Uitspraak
RECHTBANK MIDDEN-NEDERLAND
1.De procedure
- het verzoekschrift
- het verweerschrift;
- de pleitnota van Spanstaal;
- de mondelinge behandeling op 17 april 2013, waarvan aantekening is gehouden.
Rechtbank Midden-Nederland
In deze zaak heeft de kantonrechter van de Rechtbank Midden-Nederland op 8 mei 2013 uitspraak gedaan in een verzoek tot ontbinding van de arbeidsovereenkomst van de werknemer [verweerder] met de werkgever Spanstaal B.V. De werknemer was sinds 1978 in dienst en vervulde de functie van productieleider. Door een reorganisatie, die werd ingegeven door een teruglopende vraag en aanzienlijke verliezen, heeft Spanstaal besloten om de functie van productieleider te laten vervallen. De werkgever heeft een ontslagvergunning aangevraagd, maar deze is niet gebruikt omdat de werknemer lid is van de ondernemingsraad. De kantonrechter heeft de feiten en omstandigheden van de reorganisatie en de financiële situatie van Spanstaal in overweging genomen. De kantonrechter oordeelde dat de werkgever voldoende heeft aangetoond dat de financiële situatie een reductie van de personeelskosten rechtvaardigt en dat er voor de werknemer geen passend werk meer beschikbaar is.

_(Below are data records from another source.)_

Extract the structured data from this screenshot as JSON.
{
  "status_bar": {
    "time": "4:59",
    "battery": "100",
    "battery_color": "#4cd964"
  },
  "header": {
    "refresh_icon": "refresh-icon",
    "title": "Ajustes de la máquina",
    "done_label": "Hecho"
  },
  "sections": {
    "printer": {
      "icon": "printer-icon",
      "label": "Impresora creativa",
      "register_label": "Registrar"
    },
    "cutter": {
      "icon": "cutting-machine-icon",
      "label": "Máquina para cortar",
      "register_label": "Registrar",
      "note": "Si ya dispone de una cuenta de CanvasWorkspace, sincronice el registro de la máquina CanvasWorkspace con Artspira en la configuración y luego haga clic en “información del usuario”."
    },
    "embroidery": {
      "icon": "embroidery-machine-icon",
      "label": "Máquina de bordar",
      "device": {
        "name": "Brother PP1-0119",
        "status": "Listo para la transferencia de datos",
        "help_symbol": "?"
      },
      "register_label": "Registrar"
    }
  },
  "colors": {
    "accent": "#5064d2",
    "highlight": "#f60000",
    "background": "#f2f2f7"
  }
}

De werknemer heeft verweer gevoerd en stelde dat de toepassing van het Sociaal Plan in zijn geval zou leiden tot een evident onbillijke uitkomst. De kantonrechter heeft echter geoordeeld dat de situatie van de werknemer niet zodanig is dat hiervan afgeweken moet worden. De kantonrechter heeft de ontbinding van de arbeidsovereenkomst toegewezen, met inachtneming van de maatregelen en voorzieningen uit het Sociaal Plan. De ontbinding gaat in op 8 november 2013, met een opzegtermijn van 26 weken. De proceskosten worden gecompenseerd, wat betekent dat beide partijen hun eigen kosten dragen.